Helping Bar Applicants Prove Character and Fitness for Admission to the Bar

The Character Clock

Q. How far back do bar examiners go to investigate an applicant's character and fitness for admission to the practice of law?

A. I'll answer a question with a question: What's your date of birth?

There is no statute of limitations for bad character. People may change over time, but few change with the passage of time alone.

The timeframe for investigating an applicant's character and fitness for bar admissions may vary depending on the specific requirements of the licensing board. But all jurisdictions conduct detailed investigations of an applicant's background, education, employment history, criminal record, financial history, and other relevant information.

With the exception of many juvenile offenses, few bar applications limit the scope of time in which past problems arose. This may even involve the time you were suspended for cheating on your high school chemistry test, other academic discipline, or the time you were fired from a summer job just before starting college.

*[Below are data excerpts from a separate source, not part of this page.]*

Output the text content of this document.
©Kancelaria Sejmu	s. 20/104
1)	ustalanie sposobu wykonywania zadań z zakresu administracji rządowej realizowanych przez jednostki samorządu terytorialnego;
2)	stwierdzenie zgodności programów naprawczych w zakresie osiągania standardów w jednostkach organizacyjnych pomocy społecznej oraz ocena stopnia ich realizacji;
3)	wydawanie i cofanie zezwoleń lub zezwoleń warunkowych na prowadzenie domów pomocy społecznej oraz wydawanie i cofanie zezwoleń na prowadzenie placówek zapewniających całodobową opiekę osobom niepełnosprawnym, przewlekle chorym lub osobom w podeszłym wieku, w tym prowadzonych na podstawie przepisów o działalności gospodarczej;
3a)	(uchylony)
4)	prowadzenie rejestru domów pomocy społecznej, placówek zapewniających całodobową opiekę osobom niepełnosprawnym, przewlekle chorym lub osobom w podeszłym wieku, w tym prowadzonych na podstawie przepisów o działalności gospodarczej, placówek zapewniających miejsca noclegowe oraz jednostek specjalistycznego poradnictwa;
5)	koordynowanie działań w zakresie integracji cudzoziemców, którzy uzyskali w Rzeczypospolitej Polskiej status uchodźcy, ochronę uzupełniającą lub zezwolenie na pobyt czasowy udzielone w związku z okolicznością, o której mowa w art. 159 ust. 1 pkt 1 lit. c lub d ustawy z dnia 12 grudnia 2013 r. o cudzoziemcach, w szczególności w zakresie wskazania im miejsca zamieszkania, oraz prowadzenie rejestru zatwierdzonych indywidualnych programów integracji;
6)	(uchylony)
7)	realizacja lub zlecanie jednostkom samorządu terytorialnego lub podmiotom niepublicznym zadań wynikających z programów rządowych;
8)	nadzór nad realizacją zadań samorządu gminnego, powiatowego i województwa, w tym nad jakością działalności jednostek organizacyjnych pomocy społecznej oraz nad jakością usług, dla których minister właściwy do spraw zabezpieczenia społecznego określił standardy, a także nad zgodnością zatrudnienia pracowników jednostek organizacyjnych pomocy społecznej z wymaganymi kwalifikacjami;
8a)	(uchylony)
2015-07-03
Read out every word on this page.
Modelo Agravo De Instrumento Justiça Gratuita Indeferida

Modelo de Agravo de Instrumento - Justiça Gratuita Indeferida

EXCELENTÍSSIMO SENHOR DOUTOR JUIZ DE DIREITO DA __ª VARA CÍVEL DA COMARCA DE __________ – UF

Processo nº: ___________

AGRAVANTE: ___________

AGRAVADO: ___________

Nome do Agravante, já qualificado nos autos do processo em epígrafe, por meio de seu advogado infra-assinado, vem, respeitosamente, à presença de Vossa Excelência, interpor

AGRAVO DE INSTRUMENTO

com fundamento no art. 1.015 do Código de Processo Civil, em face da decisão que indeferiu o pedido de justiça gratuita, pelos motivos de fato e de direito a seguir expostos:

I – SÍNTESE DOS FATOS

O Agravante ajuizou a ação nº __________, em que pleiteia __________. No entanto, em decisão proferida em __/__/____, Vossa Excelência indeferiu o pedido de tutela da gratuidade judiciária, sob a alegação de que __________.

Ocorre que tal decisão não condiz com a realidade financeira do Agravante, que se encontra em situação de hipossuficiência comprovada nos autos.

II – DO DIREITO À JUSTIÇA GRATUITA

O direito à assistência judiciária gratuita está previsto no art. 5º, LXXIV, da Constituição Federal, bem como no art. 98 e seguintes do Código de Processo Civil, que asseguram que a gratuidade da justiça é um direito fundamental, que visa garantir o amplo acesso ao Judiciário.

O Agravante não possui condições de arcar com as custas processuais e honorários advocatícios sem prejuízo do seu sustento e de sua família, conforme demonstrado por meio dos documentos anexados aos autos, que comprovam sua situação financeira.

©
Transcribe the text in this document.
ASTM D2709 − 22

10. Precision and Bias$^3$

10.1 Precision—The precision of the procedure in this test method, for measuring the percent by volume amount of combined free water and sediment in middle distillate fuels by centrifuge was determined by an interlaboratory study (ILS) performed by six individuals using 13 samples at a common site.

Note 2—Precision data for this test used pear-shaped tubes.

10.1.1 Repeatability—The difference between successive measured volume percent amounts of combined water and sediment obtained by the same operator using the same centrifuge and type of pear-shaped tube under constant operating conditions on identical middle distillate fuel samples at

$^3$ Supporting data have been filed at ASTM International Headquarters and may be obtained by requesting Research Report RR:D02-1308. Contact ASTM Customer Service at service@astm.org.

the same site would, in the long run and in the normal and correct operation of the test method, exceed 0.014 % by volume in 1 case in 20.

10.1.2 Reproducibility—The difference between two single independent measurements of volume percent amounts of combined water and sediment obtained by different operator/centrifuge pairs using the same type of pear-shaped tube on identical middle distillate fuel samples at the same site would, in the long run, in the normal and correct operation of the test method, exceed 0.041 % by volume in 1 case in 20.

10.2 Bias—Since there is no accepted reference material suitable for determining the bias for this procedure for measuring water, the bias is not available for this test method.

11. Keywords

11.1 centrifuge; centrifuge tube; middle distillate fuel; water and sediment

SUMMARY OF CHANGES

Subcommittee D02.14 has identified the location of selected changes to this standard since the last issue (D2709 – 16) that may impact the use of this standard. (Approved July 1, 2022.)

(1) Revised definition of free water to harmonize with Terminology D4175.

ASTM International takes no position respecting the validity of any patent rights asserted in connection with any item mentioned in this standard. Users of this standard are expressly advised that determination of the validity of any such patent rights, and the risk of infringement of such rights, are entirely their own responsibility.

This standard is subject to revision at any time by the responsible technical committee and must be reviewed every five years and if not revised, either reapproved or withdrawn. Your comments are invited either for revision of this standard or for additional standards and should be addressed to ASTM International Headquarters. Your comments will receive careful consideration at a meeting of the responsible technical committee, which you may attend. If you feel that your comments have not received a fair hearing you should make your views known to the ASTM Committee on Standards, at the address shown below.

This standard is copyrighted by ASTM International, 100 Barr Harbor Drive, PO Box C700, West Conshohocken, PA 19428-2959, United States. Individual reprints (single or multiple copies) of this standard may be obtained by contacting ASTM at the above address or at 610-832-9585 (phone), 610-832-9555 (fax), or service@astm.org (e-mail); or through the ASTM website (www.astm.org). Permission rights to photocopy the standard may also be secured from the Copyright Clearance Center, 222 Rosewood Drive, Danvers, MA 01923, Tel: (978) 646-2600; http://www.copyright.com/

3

Naturally, the older the offense, the less harmful it is likely to be. Bar examiners do understand the mistakes of youth and the growth we experience over time. But if the facts fit the scope of the question, you must disclose them with candor and let the board decide on their relevance.

No matter how much time as passed, or how petty the details may seem, you must disclose anything requested in your character questionnaire so that the licensing board may take all information into account. If you are unsure whether certain information should be provided in response to specific questions, how much information to provide or the best way to reveal it, consult with bar admissions counsel.

If the attorney you retain follows my philosophy, you will adhere to the one principle from which I never deviate: When in doubt, disclose.